On July 1, 2008, the Appellate Division of New York State Supreme Court dismissed the lawsuit that had been brought against Kenneth Langone relating to the compensation of former New York Stock Exchange chair Richard Grasso. Mr. Langone, former chair of the NYSE's compensation committee (as well as a founder of The Home Depot), had been sued along with Mr. Grasso by former Attorney General Eliot Spitzer for breach of fiduciary duty based on alleged violations of the Not-for-Profit Corporation Law.
Kramer Levin Naftalis & Frankel vigorously defended Mr. Langone through more than four years of protracted litigation that included 61 depositions taken over the course of 118 days, and dozens of decisions by the trial court and appellate courts. The last such decision from the appeals court threw out the remaining claims against Mr. Grasso and dismissed the claim against Mr. Langone based on the NYSE's conversion to a for-profit entity. The majority opinion stated that no public interest would be served through monies gained that would go to the NYSE's for-profit successor, New York Stock Exchange LLC. The court also determined that the attorney general's power to pursue the claims lapsed when the NYSE became a for-profit corporation.
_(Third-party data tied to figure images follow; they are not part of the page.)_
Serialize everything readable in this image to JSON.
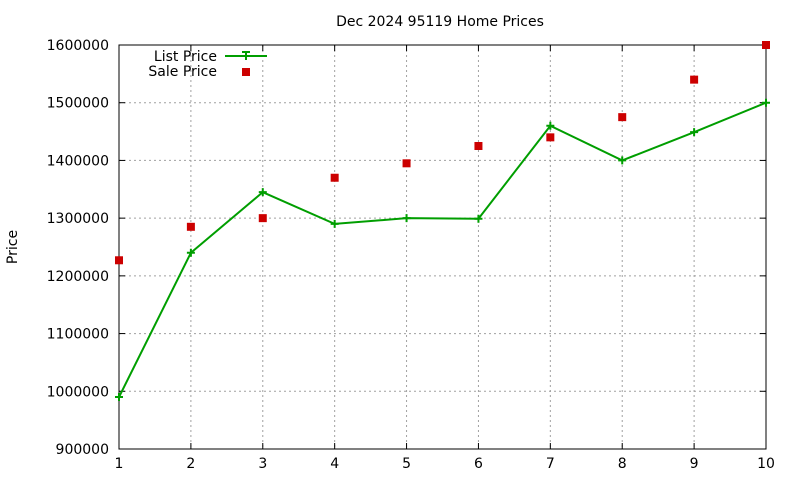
{
  "chart_data": {
    "type": "line",
    "title": "Dec 2024 95119 Home Prices",
    "xlabel": "",
    "ylabel": "Price",
    "x": [
      1,
      2,
      3,
      4,
      5,
      6,
      7,
      8,
      9,
      10
    ],
    "xlim": [
      1,
      10
    ],
    "ylim": [
      900000,
      1600000
    ],
    "x_ticks": [
      "1",
      "2",
      "3",
      "4",
      "5",
      "6",
      "7",
      "8",
      "9",
      "10"
    ],
    "y_ticks": [
      "900000",
      "1000000",
      "1100000",
      "1200000",
      "1300000",
      "1400000",
      "1500000",
      "1600000"
    ],
    "grid": true,
    "legend_position": "top-left",
    "series": [
      {
        "name": "List Price",
        "style": "line-with-plus-markers",
        "color": "#009e00",
        "values": [
          990000,
          1240000,
          1345000,
          1290000,
          1300000,
          1299000,
          1460000,
          1400000,
          1449000,
          1500000
        ]
      },
      {
        "name": "Sale Price",
        "style": "square-points",
        "color": "#cc0000",
        "values": [
          1227000,
          1285000,
          1300000,
          1370000,
          1395000,
          1425000,
          1440000,
          1475000,
          1540000,
          1600000
        ]
      }
    ]
  }
}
Within hours of receiving the decision, Attorney General Andrew Cuomo announced that he would not appeal. Gary Naftalis, Co-Chairman of our Firm and Chairman of our Litigation Department, who led the defense, said: "We are gratified by the Appellate Division's decision dismissing the case against Mr. Langone. We always believed that this was a case that should never have been brought."
In addition to Mr. Naftalis, the Kramer Levin team included partner Ronald S. Greenberg and associates Brendan Schulman, Natan Hamerman, Christiaan Johnson-Green, Adam C. Ford, Scott Ruskay-Kidd and Amy Weiner.